Environnement Canada rapportait pour 2014 des émissions nationales de GES de 732 mégatonnes, la cinquième augmentation annuelle de suite. À des fins de comparaison, une voiture de taille moyenne émet entre 2 à 3 tonnes de GES par année; (une mégatonne équivaut à un million de tonnes).

La croissance des émissions au Canada depuis 1990 est en majeure partie attribuable à l'augmentation des émissions découlant de l'exploitation pétrolière et gazière et du secteur des transports.

Collaborer avec les provinces

Le ministère de l'Environnement souligne qu'il n'écarte pas d'établir un objectif plus contraignant.

« L'Accord de Paris, pour lequel vous savez que le Canada a joué un rôle clé dans les négociations, comprend une obligation pour tous les pays signataires de démontrer une ambition croissante progressive - y compris des cibles de plus en plus ambitieuses », ajoute ainsi la porte-parole de la ministre McKenna.

Pendant la campagne électorale, les libéraux n'avaient pas établi de cibles chiffrées, disant préférer collaborer avec les provinces pour établir un cadre canadien de lutte contre les changements climatiques.
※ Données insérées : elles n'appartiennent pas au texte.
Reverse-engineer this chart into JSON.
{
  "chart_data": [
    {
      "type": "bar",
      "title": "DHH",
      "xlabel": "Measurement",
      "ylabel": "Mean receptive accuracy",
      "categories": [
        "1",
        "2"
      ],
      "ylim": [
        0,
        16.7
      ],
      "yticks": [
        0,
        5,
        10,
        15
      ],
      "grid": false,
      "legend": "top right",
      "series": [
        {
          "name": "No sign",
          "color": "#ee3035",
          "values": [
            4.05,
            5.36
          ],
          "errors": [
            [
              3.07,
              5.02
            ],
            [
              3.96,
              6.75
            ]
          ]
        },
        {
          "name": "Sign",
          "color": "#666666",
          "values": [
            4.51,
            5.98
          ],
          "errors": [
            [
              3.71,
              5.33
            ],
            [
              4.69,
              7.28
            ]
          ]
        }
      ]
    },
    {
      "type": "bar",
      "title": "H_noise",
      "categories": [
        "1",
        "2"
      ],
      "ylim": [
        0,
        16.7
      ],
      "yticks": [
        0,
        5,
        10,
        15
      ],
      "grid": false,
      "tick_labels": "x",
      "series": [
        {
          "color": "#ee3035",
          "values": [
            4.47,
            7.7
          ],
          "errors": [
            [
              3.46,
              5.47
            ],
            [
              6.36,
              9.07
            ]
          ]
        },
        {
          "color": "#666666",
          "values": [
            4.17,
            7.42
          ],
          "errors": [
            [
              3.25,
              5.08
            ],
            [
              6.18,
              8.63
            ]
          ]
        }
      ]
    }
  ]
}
En mars dernier, le premier ministre Justin Trudeau et ses homologues provinciaux se sont réunis à Vancouver pour discuter de l'adoption d'un cadre pancanadien de lutte contre les changements climatiques, mais les discussions n'ont pas permis de fixer de nouvelles cibles ni de conclure une entente sur un prix pancanadien du carbone.

Le premier ministre Trudeau rencontrera à nouveau ses homologues des provinces et des territoires à l'automne.